Putting Value on What You Do

Does what we are choosing reflect what we most deeply value? Jack Kornfield

Yesterday I spent  a few hours with a good friend who also happens to be a very inspiring woman.

At the age of 46 she had a crisis of belief in her work, despite being in her “dream” job heading up a public sector department. She left burnt out and disillusioned.  Whilst pondering her next move she took up track cycling, discovered she had a natural talent for it and, within nine months, was winning events at the World Master Track Championship.  Over the next four years she won eight World Masters track cycling titles including a world record in Women’s sprint in 2002.

Now, nine year’s later she is training again with a new goal of setting a new world record in the 60+ age group.  In the meatime she has set up her own business as a life coach and personal trainer and started a women’s cycling network with over 100 members. So I was shocked to hear this woman, who has achieved so much, questioning the value of what she does and whether she should be concentrating on a earning more money instead.

It made me wonder, why is it that our work achievements need to have £s attached to them before we believe they are worthwhile?

Yet, I also totally understood where she was coming from.  Used to having a high paying job for most of my adult life I continualy struggle to find another yardstick by which to measure my success. When I first set up my own coaching business I had very few clients and my earnings were, well, peanuts.  My heart used to sink whenever a well meaning friend, family member or business acquaintance asked me whether my business was going well.  I instinctively felt it wasn’t, despite the fact that I’d started a new business from scratch, won my first clients and been elected to the board of a key coaching professional body.

And, more importantly, I was loving my work, collaborating with wonderful people and finding each day exciting and challenging.  Still, I felt a failure because I wasnt earning nearly as much as I used to.  Or as much as I felt I OUGHT to.

So what is this “ought”and why is it so hard to eradicate from our sense of self-value?  The simple answer is that it’s there because we allow it to be. We can tell ourselves over and over again that our goal isn’t to earn a lot of money but somehow we just don’t “feel” it as a truth.  Why?  Because we don’t spend time building other sources of self-value to replace it.  We may think we do, but too often we don’t take time to build a crystal clear image of success that resonates with our deepest held values – and we don’t measure our progress against that.  So, its not surprising that our default position always reverts back to money as a measure of success.

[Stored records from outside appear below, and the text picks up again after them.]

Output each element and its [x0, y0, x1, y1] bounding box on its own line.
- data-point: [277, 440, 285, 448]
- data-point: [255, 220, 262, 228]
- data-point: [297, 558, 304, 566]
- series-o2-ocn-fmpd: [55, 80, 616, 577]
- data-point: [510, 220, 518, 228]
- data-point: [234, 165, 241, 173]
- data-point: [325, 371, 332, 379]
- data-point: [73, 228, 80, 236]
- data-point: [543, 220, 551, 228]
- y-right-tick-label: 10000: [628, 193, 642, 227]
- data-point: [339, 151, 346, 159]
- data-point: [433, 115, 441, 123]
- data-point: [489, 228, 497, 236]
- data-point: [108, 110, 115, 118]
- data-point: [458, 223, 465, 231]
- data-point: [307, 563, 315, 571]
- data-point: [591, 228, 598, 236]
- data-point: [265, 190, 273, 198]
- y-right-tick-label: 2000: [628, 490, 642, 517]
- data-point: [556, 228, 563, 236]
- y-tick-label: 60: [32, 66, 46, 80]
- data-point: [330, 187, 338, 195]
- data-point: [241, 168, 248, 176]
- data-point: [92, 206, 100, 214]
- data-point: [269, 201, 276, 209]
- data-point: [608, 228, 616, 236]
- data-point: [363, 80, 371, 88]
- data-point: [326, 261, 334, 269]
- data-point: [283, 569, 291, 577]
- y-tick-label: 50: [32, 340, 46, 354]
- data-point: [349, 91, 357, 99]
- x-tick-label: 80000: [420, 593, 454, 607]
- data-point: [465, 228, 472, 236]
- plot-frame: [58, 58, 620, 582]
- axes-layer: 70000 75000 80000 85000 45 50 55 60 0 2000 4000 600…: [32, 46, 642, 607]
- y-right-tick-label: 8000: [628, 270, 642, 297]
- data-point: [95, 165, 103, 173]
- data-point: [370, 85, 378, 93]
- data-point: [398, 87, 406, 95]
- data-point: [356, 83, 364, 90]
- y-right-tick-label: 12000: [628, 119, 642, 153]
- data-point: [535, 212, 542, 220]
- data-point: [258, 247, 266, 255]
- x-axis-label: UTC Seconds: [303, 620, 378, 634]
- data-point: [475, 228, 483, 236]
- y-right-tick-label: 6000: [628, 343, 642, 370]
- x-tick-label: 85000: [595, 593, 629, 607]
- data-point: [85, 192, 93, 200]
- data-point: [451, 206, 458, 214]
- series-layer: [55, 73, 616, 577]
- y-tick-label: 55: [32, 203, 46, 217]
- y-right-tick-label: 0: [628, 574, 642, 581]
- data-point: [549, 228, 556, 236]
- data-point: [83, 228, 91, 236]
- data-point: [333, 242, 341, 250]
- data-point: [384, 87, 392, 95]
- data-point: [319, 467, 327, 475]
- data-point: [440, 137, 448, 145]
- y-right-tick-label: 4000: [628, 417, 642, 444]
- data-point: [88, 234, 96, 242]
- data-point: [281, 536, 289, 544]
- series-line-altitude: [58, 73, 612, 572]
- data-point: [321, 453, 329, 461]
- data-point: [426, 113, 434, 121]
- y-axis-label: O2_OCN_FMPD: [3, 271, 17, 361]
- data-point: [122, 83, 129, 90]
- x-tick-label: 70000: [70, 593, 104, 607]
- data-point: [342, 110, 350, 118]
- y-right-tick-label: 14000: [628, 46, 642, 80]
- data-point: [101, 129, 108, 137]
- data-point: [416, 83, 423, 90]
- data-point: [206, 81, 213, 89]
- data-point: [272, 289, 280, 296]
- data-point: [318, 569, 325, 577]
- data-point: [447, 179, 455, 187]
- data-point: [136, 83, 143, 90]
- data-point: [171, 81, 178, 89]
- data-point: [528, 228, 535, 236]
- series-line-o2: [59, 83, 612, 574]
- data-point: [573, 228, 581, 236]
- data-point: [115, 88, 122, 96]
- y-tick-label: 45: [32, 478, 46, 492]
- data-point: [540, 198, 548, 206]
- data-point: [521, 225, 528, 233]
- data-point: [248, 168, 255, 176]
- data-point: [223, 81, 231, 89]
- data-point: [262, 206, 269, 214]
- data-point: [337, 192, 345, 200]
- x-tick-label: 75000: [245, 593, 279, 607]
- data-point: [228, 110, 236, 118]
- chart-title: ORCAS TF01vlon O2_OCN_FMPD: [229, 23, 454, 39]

So now I’ve developed my own definition of the value created by my work.  I remind myself whenever I can that I am a success if my work:

  • allows me to use my favourite skills and talents;
  • involves the right mixture of independent tasks and collaboration with people who I admire and whose company I enjoy;
  • requires continual learning and pushing of boundaries consistent with the creation of the life I want to live;
  • contributes to a purpose that reflects what I most deeply value;


  • I am able to pay the bills that I need to pay to keep me and my family safe and happy.

Now when people ask me how my business is going, I simply smile and tell them how incredibly rewarding it is.

So how do you measure the value of what you do?